Steady circulation increases in recent years have seen the free title, launched in 1999, rise to an ABC free distribution figure of 1,360,000.
Auckland said Associated was looking throughout the country to gradually increase Metro’s circulation and predicted that the title would overtake the Mirror’s paid-for sale, whether it is through “us putting on copies or the Mirror losing copies”. The Daily Mirror’s current paid-for ABC is 1,535,477.
Metro currently claims to be the UK’s fourth largest circulation paper – behind The Sun, Daily Mail and Daily Mirror. And executives claimed this morning that it should be listed in newspaper circulation tables alongside the paid-for national newspapers.
They also claimed today it is unfair that Metro is not included in TV round-ups of the national newspapers.

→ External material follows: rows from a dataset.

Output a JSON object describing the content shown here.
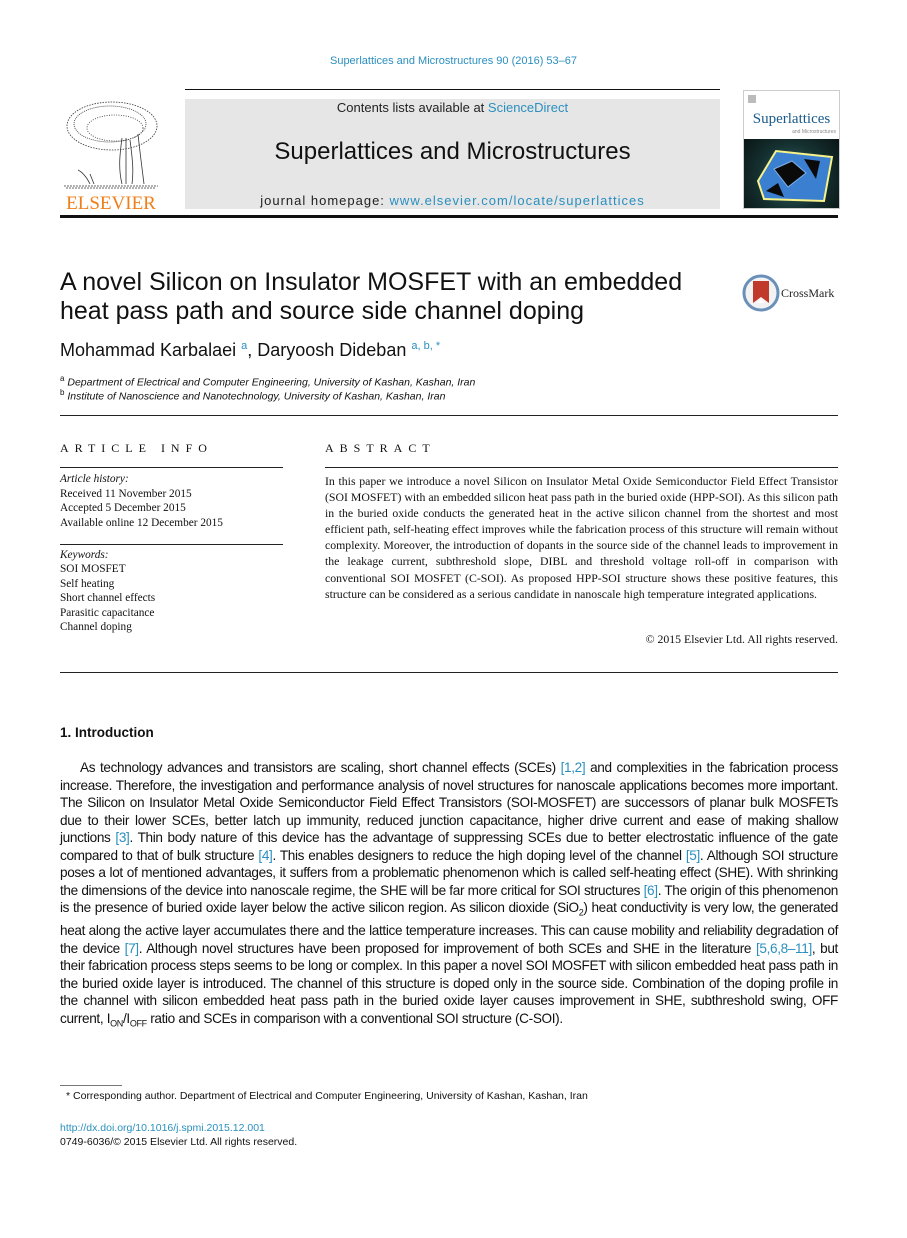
{
  "citation": "Superlattices and Microstructures 90 (2016) 53–67",
  "header": {
    "publisher_word": "ELSEVIER",
    "contents_prefix": "Contents lists available at ",
    "contents_link": "ScienceDirect",
    "journal_name": "Superlattices and Microstructures",
    "homepage_prefix": "journal homepage: ",
    "homepage_link": "www.elsevier.com/locate/superlattices",
    "cover_title": "Superlattices",
    "cover_subtitle": "and Microstructures"
  },
  "article": {
    "title": "A novel Silicon on Insulator MOSFET with an embedded heat pass path and source side channel doping",
    "crossmark_label": "CrossMark",
    "authors": [
      {
        "name": "Mohammad Karbalaei",
        "sup": "a"
      },
      {
        "name": "Daryoosh Dideban",
        "sup": "a, b, *"
      }
    ],
    "affiliations": [
      {
        "mark": "a",
        "text": "Department of Electrical and Computer Engineering, University of Kashan, Kashan, Iran"
      },
      {
        "mark": "b",
        "text": "Institute of Nanoscience and Nanotechnology, University of Kashan, Kashan, Iran"
      }
    ]
  },
  "article_info": {
    "heading": "ARTICLE INFO",
    "history_label": "Article history:",
    "history": [
      "Received 11 November 2015",
      "Accepted 5 December 2015",
      "Available online 12 December 2015"
    ],
    "keywords_label": "Keywords:",
    "keywords": [
      "SOI MOSFET",
      "Self heating",
      "Short channel effects",
      "Parasitic capacitance",
      "Channel doping"
    ]
  },
  "abstract": {
    "heading": "ABSTRACT",
    "text": "In this paper we introduce a novel Silicon on Insulator Metal Oxide Semiconductor Field Effect Transistor (SOI MOSFET) with an embedded silicon heat pass path in the buried oxide (HPP-SOI). As this silicon path in the buried oxide conducts the generated heat in the active silicon channel from the shortest and most efficient path, self-heating effect improves while the fabrication process of this structure will remain without complexity. Moreover, the introduction of dopants in the source side of the channel leads to improvement in the leakage current, subthreshold slope, DIBL and threshold voltage roll-off in comparison with conventional SOI MOSFET (C-SOI). As proposed HPP-SOI structure shows these positive features, this structure can be considered as a serious candidate in nanoscale high temperature integrated applications.",
    "copyright": "© 2015 Elsevier Ltd. All rights reserved."
  },
  "introduction": {
    "heading": "1.  Introduction",
    "segments": [
      {
        "t": "As technology advances and transistors are scaling, short channel effects (SCEs) "
      },
      {
        "ref": "[1,2]"
      },
      {
        "t": " and complexities in the fabrication process increase. Therefore, the investigation and performance analysis of novel structures for nanoscale applications becomes more important. The Silicon on Insulator Metal Oxide Semiconductor Field Effect Transistors (SOI-MOSFET) are successors of planar bulk MOSFETs due to their lower SCEs, better latch up immunity, reduced junction capacitance, higher drive current and ease of making shallow junctions "
      },
      {
        "ref": "[3]"
      },
      {
        "t": ". Thin body nature of this device has the advantage of suppressing SCEs due to better electrostatic influence of the gate compared to that of bulk structure "
      },
      {
        "ref": "[4]"
      },
      {
        "t": ". This enables designers to reduce the high doping level of the channel "
      },
      {
        "ref": "[5]"
      },
      {
        "t": ". Although SOI structure poses a lot of mentioned advantages, it suffers from a problematic phenomenon which is called self-heating effect (SHE). With shrinking the dimensions of the device into nanoscale regime, the SHE will be far more critical for SOI structures "
      },
      {
        "ref": "[6]"
      },
      {
        "t": ". The origin of this phenomenon is the presence of buried oxide layer below the active silicon region. As silicon dioxide (SiO"
      },
      {
        "sub": "2"
      },
      {
        "t": ") heat conductivity is very low, the generated heat along the active layer accumulates there and the lattice temperature increases. This can cause mobility and reliability degradation of the device "
      },
      {
        "ref": "[7]"
      },
      {
        "t": ". Although novel structures have been proposed for improvement of both SCEs and SHE in the literature "
      },
      {
        "ref": "[5,6,8–11]"
      },
      {
        "t": ", but their fabrication process steps seems to be long or complex. In this paper a novel SOI MOSFET with silicon embedded heat pass path in the buried oxide layer is introduced. The channel of this structure is doped only in the source side. Combination of the doping profile in the channel with silicon embedded heat pass path in the buried oxide layer causes improvement in SHE, subthreshold swing, OFF current, I"
      },
      {
        "sub": "ON"
      },
      {
        "t": "/I"
      },
      {
        "sub": "OFF"
      },
      {
        "t": " ratio and SCEs in comparison with a conventional SOI structure (C-SOI)."
      }
    ]
  },
  "footer": {
    "footnote_mark": "*",
    "footnote": "Corresponding author. Department of Electrical and Computer Engineering, University of Kashan, Kashan, Iran",
    "doi": "http://dx.doi.org/10.1016/j.spmi.2015.12.001",
    "issn": "0749-6036/© 2015 Elsevier Ltd. All rights reserved."
  },
  "colors": {
    "link": "#2a8fbf",
    "elsevier_orange": "#f07e1a",
    "header_box": "#e6e6e6"
  }
}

Executives boasted that, according to the National Readership Survey, Metro is read by more graduates than any other UK national – 437,000.
Metro’s 10-year contract to be distributed on the London Underground comes up for renewal in three years and Auckland said he believed franchisers could be used to distribute it if the contract is lost. He said: “It’s quite expensive, but so are the Underground rights, so we’ve got to weigh it up.”
Just over a year after the launch of free London evening paper London Lite, Auckland claimed that is now the most-read evening newspaper in the UK.
Even though News International’s rival title thelondonpaper has a distribution of around 500,000 compared with London Lite’s 400,000, the Associated title claims a higher readership.
According to the National Readership Survey, London Lite has a readership of 745,000 compared to thelondonpaper on 713,000.
When it was pointed out this was based on a survey of just a few hundred Londoners, Auckland said: “With every piece of research we have done so far we have always come out ahead.” But he added: “There’s not much in it.”
He maintained that London Lite will move into profit within five years, as originally forecast, perhaps sooner – and added that so far it has hit its ad sales targets, increasing monthly revenue by a factor of 2.5 since September last year.
He refused to divulge how much money London Lite was losing per week. But when asked whether it was as much as £1 million – he said: “It’s not silly money, it’s not £1 million a week.”